File metadata and controls

52 lines (37 loc) · 1.39 KB

cg-mwesplit

https://travis-ci.org/unhammer/cg-mwesplit.svg

Description

This program reads input in Constraint Grammar format, and splits special “multiword cohorts” into separate cohorts, leaving other cohorts and intervening blanks as they were.

For examples of input/output, see the files in test/, e.g. test/input.simple.cg.

Prerequisites

A C++ compiler that goes all the way to 11.

Tested with gcc-5.2.0, gcc-5.3.1 and clang-703.0.29.

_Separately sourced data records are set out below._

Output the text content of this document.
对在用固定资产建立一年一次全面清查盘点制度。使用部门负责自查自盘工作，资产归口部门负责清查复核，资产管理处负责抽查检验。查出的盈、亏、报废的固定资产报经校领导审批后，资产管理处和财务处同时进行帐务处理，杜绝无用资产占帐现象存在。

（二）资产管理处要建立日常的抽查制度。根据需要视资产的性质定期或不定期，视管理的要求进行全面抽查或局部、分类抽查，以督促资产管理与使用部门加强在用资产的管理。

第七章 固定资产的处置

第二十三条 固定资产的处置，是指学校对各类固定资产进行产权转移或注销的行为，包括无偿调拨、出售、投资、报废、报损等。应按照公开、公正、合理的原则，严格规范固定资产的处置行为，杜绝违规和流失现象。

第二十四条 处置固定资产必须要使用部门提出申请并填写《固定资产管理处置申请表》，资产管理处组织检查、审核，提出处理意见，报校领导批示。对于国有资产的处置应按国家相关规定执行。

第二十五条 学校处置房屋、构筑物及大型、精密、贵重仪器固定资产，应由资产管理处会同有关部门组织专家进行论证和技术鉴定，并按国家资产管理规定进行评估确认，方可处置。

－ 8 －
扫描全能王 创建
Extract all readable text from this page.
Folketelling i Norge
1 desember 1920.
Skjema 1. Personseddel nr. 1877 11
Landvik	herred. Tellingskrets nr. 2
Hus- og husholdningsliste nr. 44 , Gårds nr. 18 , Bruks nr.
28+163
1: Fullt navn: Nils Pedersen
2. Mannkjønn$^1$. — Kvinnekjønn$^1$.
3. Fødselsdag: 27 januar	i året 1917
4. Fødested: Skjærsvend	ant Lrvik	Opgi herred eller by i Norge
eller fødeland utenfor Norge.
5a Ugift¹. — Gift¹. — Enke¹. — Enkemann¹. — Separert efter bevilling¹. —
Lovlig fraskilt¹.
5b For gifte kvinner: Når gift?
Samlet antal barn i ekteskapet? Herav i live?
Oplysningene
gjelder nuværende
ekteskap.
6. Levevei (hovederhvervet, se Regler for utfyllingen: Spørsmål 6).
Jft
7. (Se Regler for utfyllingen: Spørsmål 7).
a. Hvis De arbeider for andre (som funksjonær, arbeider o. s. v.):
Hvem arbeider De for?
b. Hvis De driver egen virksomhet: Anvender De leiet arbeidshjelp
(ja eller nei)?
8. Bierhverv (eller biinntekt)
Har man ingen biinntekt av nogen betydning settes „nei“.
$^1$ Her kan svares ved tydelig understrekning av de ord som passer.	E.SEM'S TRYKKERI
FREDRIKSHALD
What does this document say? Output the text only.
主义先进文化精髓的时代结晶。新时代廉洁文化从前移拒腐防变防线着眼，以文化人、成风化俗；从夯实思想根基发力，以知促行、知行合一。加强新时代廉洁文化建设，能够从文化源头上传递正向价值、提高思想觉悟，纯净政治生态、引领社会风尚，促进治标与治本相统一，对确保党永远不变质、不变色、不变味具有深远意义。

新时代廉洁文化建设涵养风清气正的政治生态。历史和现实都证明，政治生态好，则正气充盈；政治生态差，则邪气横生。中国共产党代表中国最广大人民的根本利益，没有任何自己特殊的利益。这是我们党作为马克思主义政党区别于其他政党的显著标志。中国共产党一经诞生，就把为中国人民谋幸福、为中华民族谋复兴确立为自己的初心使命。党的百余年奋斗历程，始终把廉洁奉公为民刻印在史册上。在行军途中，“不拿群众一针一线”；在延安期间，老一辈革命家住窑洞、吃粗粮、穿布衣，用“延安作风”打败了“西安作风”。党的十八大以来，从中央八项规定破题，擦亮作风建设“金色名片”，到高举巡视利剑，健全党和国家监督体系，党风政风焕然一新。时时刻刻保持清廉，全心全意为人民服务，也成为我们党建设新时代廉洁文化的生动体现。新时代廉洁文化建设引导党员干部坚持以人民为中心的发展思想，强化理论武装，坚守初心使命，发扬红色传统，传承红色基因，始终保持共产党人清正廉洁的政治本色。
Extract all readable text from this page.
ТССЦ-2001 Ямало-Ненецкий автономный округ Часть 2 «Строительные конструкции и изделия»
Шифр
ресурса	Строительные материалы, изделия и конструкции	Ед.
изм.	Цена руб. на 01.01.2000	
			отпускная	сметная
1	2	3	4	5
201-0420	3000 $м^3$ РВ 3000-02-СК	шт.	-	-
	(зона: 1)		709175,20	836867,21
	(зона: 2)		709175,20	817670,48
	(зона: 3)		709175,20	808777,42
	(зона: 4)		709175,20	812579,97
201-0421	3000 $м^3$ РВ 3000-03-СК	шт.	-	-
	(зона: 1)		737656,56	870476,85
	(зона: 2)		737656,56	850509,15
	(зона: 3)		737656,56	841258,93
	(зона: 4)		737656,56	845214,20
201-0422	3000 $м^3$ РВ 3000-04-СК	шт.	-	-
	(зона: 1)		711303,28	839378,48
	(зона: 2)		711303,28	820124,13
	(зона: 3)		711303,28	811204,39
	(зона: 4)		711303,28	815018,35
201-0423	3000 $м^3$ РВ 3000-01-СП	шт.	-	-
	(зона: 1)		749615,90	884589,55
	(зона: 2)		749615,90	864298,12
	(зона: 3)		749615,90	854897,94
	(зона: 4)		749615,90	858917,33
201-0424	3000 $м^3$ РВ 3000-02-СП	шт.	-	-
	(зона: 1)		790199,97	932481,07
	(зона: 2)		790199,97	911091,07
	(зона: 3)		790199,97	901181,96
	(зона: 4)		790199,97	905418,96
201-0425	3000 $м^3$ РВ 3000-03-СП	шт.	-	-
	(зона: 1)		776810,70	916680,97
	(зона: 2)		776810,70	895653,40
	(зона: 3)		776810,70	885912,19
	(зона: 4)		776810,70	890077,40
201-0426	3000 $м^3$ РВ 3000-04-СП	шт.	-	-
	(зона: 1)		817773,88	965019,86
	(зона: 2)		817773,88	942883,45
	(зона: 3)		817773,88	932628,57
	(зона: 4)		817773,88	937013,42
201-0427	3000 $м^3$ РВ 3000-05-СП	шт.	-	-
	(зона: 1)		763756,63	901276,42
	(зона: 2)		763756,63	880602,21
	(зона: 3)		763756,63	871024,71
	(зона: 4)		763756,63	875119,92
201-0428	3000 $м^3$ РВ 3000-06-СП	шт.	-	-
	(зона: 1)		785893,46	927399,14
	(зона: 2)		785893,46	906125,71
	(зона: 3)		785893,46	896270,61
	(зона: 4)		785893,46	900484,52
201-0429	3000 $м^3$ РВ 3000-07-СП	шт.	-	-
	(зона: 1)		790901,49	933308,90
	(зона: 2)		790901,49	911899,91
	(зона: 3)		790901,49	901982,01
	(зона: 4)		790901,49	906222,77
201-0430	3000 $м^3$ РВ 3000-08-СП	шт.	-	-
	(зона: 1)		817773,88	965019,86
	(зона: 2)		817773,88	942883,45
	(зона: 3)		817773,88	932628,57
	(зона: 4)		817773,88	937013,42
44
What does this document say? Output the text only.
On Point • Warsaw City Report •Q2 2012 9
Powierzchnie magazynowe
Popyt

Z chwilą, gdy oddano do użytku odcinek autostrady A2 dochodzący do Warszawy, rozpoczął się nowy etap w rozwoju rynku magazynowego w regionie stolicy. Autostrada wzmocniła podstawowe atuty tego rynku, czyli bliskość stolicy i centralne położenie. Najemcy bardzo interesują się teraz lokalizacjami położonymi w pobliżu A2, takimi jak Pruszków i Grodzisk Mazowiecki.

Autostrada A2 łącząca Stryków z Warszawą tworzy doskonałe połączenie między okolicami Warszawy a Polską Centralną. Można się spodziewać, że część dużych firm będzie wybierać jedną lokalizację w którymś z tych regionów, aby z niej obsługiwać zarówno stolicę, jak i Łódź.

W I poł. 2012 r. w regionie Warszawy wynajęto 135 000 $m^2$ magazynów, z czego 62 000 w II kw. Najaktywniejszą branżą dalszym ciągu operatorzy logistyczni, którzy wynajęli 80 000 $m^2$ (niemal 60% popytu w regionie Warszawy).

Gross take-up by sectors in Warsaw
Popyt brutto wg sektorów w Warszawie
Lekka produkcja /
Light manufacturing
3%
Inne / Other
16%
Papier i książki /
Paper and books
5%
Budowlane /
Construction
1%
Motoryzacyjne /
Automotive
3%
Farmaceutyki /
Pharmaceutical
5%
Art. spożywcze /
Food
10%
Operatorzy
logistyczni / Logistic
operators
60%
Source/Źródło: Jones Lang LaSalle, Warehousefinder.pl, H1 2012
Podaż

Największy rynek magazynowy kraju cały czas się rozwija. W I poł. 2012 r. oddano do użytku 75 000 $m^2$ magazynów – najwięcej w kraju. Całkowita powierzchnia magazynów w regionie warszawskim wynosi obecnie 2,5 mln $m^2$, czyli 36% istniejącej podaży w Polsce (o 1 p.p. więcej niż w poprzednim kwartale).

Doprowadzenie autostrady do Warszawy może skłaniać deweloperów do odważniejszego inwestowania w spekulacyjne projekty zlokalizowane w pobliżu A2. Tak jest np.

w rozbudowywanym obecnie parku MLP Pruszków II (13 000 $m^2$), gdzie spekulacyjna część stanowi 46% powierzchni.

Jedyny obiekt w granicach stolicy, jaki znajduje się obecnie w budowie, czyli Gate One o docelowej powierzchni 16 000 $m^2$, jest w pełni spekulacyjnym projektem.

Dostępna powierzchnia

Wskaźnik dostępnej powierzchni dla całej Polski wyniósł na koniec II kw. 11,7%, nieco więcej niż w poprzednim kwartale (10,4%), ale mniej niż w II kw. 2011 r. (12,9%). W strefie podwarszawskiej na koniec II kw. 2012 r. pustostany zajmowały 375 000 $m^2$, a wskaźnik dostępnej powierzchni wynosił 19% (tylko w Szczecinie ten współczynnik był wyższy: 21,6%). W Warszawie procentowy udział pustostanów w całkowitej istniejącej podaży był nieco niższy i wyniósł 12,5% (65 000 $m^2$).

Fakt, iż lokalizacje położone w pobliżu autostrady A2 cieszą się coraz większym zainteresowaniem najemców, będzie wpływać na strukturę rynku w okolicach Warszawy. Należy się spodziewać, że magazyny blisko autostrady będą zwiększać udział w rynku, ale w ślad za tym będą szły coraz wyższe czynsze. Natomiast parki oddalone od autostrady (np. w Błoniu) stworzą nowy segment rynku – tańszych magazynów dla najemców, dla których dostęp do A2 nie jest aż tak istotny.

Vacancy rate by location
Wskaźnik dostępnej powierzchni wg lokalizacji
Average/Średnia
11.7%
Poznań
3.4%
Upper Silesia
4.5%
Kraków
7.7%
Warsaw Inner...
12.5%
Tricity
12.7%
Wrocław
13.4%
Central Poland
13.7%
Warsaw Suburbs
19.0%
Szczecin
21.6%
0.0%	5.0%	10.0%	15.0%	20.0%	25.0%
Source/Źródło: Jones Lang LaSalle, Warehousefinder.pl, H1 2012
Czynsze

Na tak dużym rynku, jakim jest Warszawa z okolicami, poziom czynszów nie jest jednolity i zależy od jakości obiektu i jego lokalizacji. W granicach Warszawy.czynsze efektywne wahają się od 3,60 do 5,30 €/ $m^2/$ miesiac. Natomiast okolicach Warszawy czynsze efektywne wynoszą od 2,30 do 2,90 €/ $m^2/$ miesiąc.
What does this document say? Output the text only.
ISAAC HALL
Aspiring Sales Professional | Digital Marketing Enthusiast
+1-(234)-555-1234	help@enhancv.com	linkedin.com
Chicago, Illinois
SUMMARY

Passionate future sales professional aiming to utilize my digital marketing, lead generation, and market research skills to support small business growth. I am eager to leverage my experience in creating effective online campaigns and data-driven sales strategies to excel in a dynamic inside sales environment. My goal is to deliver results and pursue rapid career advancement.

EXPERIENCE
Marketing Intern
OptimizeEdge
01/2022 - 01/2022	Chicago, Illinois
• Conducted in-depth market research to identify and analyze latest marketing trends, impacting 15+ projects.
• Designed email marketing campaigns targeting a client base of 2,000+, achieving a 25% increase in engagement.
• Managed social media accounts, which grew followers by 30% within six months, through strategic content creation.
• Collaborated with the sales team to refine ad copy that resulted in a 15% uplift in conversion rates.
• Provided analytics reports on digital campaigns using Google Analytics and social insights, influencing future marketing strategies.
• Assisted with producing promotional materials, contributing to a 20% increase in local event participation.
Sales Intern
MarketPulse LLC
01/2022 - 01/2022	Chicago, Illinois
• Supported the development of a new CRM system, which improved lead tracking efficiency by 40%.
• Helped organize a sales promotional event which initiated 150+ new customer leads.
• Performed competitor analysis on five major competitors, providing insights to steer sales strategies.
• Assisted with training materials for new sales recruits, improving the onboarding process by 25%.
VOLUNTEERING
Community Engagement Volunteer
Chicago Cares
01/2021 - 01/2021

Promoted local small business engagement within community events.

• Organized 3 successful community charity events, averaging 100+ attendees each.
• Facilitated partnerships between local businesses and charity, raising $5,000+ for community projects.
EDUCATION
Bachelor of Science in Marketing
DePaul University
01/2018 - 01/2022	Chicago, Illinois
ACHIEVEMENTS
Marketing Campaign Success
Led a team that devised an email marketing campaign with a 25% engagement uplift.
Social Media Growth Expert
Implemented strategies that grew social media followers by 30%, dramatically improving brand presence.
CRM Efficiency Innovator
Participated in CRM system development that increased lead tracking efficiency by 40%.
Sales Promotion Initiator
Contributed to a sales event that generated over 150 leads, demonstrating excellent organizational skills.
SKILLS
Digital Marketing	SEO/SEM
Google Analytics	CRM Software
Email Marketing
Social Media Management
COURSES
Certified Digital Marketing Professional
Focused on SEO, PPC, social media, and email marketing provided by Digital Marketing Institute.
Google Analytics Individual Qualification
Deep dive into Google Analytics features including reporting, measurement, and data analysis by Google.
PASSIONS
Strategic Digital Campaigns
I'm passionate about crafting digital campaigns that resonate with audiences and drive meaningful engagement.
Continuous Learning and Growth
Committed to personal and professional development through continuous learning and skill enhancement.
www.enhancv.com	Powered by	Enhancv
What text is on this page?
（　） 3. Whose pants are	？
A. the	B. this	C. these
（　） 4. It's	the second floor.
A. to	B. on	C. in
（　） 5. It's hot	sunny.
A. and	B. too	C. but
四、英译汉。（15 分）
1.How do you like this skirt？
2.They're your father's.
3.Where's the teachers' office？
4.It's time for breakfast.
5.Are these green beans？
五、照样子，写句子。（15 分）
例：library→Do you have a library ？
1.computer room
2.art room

(Should work all the way down to gcc-4.9, but will fail with e.g. gcc-4.8.4 or clang-3.5.0.)

Building

./autogen.sh
./configure  # optionally with argument --prefix=$HOME/my/prefix
make
make install # with sudo if you didn't specify a prefix

Usage

Takes no options, just stdin and stdout:

cg-mwesplit < infile > outfile

More typically, it’ll be in a pipeline after hfst-tokenise and some step that disambiguates multiwords using vislcg3:

echo words go here | hfst-tokenise --gtd tokeniser.pmhfst | vislcg3 -g mwe-dis.cg3 | cg-mwesplit

Troubleshooting

If you get

terminate called after throwing an instance of 'std::regex_error'
  what():  regex_error

then your C++ compiler is too old. See Prerequisites.